Heidi is a 1993 American two-part, three-hour television miniseries based on the classic Swiss 1881 novel of the same name by Johanna Spyri. Heidi originally aired on the Disney Channel on July 18 and 19, 1993, and starred Noley Thornton in the title role.

==Plot==
At the beginning of part one of the miniseries, John and Adelheid are killed in a tree accident following an argument with John's father, Tobias. Their infant daughter, Heidi, survives the accident. Eight years later, Heidi is being raised by her cousin Dete in Switzerland. Dete soon becomes selfish and unwilling to incur the costs of raising Heidi. Dete decides to take Heidi to live in the Alps with her grandfather. Still distraught over the death of his son, he initially resents Heidi's presence, but as the story progresses, Heidi's innocence and charm break through her grandfather's tough exterior, and she also makes friends with a young goatherd named Peter. Later, Heidi's charmed life falls apart. Dete comes to take her away from her grandfather, placing her with a wealthy family in Frankfurt. She is enlisted as a companion for Klara, a wheelchair-using girl who is considered an invalid by her family. Heidi manages to spread her joyous disposition in this environment as well.

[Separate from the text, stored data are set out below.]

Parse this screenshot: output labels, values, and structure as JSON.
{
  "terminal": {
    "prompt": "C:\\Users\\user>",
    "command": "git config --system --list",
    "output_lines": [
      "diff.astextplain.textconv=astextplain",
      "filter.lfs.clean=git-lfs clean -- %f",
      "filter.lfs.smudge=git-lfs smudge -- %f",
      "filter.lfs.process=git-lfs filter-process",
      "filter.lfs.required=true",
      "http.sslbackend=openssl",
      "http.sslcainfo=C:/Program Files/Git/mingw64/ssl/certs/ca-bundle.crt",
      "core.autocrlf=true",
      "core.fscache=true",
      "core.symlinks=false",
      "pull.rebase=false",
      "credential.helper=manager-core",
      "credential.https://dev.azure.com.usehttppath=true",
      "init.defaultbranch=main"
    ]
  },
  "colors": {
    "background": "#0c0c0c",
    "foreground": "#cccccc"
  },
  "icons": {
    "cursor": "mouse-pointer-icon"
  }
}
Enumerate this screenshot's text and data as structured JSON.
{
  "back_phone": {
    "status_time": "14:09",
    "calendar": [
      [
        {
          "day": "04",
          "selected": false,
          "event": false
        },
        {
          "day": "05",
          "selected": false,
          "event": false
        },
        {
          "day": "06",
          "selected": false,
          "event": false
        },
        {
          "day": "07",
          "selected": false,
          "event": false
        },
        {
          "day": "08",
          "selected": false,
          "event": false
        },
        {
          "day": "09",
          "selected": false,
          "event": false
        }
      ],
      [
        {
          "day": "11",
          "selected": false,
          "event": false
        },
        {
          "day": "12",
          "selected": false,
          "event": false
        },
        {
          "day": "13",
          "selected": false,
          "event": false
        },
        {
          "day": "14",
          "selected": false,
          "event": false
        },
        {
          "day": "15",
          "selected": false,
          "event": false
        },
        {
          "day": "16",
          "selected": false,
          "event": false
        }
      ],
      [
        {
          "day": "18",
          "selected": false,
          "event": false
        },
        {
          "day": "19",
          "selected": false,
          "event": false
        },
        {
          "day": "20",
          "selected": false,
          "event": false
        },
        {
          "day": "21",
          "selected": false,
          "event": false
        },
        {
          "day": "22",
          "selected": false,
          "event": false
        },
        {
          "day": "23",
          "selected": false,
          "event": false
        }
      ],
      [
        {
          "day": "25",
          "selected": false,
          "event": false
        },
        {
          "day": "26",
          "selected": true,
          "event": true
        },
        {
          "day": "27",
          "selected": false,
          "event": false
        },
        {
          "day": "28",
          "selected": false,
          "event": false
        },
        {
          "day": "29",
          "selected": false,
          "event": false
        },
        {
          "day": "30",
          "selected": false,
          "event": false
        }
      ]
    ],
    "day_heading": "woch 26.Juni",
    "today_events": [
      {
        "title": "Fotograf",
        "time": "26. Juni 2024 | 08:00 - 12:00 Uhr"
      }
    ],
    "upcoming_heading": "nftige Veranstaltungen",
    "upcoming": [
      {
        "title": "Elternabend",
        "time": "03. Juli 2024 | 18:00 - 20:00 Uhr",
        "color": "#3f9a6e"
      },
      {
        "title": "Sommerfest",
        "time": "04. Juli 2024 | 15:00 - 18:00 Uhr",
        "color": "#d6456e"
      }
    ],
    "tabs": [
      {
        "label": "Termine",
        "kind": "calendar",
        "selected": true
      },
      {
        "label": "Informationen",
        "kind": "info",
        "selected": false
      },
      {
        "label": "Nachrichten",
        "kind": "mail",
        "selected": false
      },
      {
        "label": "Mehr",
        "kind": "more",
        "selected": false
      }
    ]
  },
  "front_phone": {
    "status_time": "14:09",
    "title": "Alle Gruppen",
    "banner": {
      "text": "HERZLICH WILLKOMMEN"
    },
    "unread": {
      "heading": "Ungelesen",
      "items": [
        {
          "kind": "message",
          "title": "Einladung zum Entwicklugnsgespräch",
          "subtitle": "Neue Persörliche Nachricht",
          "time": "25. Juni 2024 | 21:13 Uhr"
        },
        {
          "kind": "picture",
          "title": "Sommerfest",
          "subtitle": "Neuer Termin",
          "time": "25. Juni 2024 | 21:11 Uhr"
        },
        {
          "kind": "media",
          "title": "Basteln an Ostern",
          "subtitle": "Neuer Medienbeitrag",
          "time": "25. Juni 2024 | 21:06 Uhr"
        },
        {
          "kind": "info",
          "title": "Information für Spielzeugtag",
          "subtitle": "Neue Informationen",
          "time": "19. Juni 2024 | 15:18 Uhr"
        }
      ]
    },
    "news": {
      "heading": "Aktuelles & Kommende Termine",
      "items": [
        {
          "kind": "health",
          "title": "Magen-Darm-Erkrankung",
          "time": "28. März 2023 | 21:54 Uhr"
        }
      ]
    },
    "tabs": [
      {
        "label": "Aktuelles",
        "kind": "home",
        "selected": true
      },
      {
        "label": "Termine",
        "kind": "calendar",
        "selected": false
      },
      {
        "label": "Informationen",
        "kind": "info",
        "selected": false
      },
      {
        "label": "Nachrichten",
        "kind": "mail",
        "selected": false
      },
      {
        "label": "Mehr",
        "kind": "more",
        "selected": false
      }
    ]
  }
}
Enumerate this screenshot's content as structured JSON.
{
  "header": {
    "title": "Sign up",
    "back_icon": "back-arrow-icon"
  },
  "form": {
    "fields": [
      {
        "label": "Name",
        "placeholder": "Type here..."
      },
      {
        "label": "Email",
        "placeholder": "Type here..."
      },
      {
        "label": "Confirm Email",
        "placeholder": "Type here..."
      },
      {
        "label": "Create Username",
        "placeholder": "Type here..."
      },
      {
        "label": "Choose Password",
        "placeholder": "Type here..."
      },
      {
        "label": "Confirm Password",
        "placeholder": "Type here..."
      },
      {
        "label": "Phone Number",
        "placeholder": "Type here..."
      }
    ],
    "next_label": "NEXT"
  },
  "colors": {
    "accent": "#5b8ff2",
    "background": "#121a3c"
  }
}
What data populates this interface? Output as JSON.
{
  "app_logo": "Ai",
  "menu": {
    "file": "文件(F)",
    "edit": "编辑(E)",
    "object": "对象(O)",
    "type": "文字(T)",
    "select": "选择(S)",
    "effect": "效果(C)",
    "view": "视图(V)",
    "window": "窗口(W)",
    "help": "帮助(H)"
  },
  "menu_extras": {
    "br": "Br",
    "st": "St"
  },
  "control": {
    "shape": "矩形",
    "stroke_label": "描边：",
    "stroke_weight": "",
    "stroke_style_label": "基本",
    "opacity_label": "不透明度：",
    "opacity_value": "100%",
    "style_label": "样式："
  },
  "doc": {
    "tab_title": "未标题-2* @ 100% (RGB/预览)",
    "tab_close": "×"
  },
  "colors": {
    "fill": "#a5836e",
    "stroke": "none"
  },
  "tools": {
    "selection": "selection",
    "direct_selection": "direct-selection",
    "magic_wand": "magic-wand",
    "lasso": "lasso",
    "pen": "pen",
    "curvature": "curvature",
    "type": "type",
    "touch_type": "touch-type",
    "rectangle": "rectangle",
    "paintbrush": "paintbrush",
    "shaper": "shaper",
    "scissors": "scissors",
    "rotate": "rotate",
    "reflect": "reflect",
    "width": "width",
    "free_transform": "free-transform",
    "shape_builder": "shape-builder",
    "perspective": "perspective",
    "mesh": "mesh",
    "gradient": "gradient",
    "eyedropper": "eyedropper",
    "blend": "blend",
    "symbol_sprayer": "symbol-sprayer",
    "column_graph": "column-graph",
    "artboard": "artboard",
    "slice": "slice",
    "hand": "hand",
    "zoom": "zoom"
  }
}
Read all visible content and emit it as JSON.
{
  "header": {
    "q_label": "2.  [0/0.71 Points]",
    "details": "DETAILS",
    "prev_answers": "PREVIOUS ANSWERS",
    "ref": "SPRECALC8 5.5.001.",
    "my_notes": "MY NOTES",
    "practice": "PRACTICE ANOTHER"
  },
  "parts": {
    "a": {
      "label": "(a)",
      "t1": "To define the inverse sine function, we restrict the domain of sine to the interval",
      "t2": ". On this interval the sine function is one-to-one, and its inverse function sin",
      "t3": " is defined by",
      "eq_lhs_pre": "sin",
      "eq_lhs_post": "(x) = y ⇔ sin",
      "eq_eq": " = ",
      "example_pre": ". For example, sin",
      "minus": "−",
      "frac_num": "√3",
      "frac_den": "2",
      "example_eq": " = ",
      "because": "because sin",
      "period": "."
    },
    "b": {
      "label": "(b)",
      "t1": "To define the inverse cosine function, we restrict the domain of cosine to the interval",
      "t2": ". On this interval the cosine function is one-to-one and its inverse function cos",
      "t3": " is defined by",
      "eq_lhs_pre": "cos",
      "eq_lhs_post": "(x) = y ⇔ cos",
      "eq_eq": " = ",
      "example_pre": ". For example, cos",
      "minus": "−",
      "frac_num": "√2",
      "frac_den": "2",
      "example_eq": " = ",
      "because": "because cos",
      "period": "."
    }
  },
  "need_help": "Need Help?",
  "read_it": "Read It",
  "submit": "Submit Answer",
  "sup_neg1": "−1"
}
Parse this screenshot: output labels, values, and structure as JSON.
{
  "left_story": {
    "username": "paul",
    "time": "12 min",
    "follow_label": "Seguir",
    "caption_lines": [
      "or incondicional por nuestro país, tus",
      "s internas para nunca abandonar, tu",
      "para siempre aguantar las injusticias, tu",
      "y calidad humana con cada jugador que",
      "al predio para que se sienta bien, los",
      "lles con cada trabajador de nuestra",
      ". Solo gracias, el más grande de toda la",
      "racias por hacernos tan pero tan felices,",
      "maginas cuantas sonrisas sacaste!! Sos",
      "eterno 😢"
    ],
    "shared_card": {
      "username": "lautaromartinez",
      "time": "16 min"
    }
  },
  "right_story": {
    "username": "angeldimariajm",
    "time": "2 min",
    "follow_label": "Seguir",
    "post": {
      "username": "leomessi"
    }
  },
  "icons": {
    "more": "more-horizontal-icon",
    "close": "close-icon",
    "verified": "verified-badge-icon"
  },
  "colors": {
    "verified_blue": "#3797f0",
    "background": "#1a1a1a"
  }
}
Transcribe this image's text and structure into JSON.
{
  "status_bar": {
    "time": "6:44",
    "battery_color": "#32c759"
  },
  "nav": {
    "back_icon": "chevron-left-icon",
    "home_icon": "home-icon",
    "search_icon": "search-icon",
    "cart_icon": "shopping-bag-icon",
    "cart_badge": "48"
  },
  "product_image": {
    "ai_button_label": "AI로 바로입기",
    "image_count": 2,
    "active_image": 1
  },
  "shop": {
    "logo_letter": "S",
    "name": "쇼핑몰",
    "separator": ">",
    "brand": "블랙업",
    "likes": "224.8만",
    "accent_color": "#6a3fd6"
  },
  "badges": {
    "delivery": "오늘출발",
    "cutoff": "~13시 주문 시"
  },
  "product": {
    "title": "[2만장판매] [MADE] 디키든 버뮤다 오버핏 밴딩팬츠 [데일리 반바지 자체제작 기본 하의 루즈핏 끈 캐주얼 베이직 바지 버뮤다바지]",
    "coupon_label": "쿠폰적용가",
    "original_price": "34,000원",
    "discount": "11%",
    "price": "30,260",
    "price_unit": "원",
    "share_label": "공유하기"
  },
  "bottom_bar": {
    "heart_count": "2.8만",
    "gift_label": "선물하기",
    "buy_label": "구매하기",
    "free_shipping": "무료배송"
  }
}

In part two, three months have passed and Heidi still lives in Frankfurt, but she becomes very homesick. After finding Heidi sleepwalking one night, the Doctor tells Herr Sesemann that Heidi needs to be sent back to the Alps, otherwise, she will become much worse. Reluctant for her friend to leave and become lonely again, Klara agrees to let Heidi return to the Alps, in return for that Heidi promises to come back to Frankfurt after a month once she feels better. Heidi returns to the Alps and regains her energy back. During her return, she sends a letter to Klara with two requests: to come to the mountains and visit her, as well as for the doctor to check on Grandmother. Honouring her requests, Klara sends the doctor to check up on Grandmother, but due to her age, the doctor is unable to care for her. Before dying, Grandmother asks to Heidi to promise to remember her and to look inside of herself. Later, Klara comes to visit Heidi while Peter gives both girls the cold shoulder and pushes Klara's wheelchair which causes it to break. While visiting the Lady of the Mountain, Heidi tries to convince Klara that they should both live their own lives after remembering Grandmother's final words to her and that they will always be friends. Klara becomes upset, calls Heidi a liar and confesses that she hates her. Walking away, Heidi nearly falls off a cliff, but is rescued by Peter and Klara. Returning, Klara takes Heidi's words to heart and finds the strength to walk again. The children then part ways. Heidi convinces Peter to go to school and continues her life with her grandfather, telling him she loves him and she is finally home.

==Cast==

- Noley Thornton as Heidi
- Jason Robards as Grandfather Tobias
- Jane Seymour as Fraulein Rottenmeier
- Siân Phillips as Frau Sesemann
- Andrew Bicknell as Herr Herbert Sesemann
- Lexi Randall as Klara
- Edward Highmore as Herr Kandidat
- Basil Hoskins as Sebastian
- Michael Simkins as Dr. Friedrich
- Jane Hazlegrove as Cousin Dete
- Benjamin Brazier as Peter
- Patricia Neal as Grandmother
- Catherine Punch as Tinette
- Daniel Flynn as John
- Annemarie Bubke as Adelheid
- John Quentin as Pastor

==Production==
The series was shot in both Salzburg and Tirol in Austria. The Church is the St. Nikolauskirche, Bichl, Matrei, Osttirol.

==Release==
Heidi aired on the Disney Channel in two parts on July 18 and 19, 1993.

==Reception==
Reviews of the series were generally positive, with praise for the performance of Noley Thornton as Heidi. A review in the Chicago Tribune described Thornton's work as an "outstanding performance as the girl who has the innate ability to change people's lives". Gary Marsh, vice president of original programming for the Disney Channel, said that Thornton did not play as happy, carefree Heidi as in other adaptations, but rather as an orphan who is in a desperate search for a home.

Lee Winfrey of The Philadelphia Inquirer lauded the miniseries for its lavish production when compared to previous adaptations, calling it "elaborate" and "elegant".

===Accolades===
Heidi was nominated for best miniseries or TV film in the 51st Golden Globes.